The cancer immune surveillance trade-off (modestly increased lung cancer and NHL odds) documented in large GWAS data applies to C-allele carriers. For heterozygotes, this is a mild statistical signal worth factoring into routine cancer screening decisions but not a clinical alarm.
Two copies of the protective TYK2 variant — strongest natural autoimmune protection
The CC genotype most closely parallels the pharmacological state induced by deucravacitinib (Sotyktu), an FDA-approved drug designed to mimic P1104A by allosterically inhibiting the TYK2 pseudokinase domain. This pharmacological analogy provides the clearest window into what CC homozygosity means clinically: potent reduction in IL-12/IL-23-driven Th1/Th17 responses and type I interferon amplification, with corresponding reductions in rheumatoid arthritis, psoriasis, SLE, and MS risk.

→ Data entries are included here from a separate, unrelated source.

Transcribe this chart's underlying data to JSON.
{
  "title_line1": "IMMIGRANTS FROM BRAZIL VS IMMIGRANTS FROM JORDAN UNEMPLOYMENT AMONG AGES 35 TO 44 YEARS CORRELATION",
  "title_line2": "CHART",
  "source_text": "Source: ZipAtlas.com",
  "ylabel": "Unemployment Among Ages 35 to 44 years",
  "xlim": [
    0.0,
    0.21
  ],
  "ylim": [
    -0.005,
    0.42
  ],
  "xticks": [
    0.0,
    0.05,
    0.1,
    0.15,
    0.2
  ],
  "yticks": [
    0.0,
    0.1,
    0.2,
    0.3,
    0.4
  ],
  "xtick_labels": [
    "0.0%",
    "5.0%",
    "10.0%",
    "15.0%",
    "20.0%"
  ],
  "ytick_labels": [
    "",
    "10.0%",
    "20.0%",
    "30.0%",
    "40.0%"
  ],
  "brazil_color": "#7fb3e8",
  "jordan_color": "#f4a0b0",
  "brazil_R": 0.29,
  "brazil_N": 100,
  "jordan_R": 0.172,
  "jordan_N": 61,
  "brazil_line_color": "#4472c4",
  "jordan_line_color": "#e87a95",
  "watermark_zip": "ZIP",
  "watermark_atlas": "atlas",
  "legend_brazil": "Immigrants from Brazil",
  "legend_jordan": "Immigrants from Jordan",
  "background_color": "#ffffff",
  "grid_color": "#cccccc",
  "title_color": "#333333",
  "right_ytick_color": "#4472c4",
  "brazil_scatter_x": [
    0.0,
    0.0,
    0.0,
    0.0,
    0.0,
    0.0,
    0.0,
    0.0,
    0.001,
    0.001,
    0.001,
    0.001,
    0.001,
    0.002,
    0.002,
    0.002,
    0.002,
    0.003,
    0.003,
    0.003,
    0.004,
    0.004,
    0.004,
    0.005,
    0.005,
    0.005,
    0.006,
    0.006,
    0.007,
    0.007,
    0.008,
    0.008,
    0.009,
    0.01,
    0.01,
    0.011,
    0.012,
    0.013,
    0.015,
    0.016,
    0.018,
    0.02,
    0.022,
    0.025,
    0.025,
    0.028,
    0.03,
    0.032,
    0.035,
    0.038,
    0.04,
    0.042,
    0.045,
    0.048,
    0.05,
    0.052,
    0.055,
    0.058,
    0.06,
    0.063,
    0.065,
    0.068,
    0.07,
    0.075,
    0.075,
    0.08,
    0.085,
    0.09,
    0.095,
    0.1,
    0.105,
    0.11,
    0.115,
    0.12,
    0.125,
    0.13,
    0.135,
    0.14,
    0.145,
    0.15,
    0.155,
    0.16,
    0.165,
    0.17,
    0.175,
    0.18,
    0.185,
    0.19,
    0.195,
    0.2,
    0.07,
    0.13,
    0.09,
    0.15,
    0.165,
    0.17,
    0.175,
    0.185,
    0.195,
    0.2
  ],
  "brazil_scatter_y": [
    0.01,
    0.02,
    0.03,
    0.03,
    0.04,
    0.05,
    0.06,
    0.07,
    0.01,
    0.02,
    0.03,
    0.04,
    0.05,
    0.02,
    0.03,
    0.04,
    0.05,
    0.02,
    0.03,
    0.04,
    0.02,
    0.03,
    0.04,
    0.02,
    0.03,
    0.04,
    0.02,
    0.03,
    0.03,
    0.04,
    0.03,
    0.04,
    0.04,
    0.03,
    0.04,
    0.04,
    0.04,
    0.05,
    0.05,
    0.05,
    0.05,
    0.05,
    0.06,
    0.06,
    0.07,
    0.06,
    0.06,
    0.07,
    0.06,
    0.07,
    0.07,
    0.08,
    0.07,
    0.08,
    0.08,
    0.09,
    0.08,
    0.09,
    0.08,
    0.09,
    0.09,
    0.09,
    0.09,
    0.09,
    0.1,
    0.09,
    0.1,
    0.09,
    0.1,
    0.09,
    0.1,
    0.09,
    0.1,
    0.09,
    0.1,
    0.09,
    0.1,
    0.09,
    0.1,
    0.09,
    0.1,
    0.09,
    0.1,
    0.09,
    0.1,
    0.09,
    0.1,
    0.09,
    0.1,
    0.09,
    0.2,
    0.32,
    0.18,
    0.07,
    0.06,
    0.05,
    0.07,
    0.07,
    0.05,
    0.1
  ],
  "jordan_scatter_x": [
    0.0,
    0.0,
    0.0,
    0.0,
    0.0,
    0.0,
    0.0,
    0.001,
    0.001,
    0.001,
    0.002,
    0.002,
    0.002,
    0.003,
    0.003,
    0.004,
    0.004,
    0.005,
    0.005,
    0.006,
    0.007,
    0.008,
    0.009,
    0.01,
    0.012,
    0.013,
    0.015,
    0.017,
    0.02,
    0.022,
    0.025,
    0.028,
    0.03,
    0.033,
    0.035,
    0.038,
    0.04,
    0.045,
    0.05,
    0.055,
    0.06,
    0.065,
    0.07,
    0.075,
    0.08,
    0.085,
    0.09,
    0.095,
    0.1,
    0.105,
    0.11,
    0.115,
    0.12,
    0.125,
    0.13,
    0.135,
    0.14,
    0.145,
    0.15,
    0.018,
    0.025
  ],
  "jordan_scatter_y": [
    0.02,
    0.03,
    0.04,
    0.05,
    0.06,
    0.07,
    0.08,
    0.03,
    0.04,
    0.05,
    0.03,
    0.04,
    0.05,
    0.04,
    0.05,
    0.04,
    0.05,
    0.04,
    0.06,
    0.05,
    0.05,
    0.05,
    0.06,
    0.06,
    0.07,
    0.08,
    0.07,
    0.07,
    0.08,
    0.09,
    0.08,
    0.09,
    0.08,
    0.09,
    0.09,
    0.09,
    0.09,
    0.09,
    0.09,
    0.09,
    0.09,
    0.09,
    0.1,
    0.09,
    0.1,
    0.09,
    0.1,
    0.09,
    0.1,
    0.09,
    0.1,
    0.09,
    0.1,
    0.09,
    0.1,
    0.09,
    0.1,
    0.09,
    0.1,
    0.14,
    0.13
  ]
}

The trade-off is also more pronounced at CC: type I interferon signaling supports both antiviral defense and cancer immune surveillance via NK-cell and CD8+ T-cell licensing. Yarmolinsky et al. (2022) found per-allele increases in lung cancer (OR 1.15) and NHL (OR 1.18) odds — the CC state carries approximately double this per-allele signal. This is a low-absolute-risk increase on a background of ~13% lifetime lung cancer risk in non-smokers, but it is clinically meaningful enough to warrant proactive monitoring.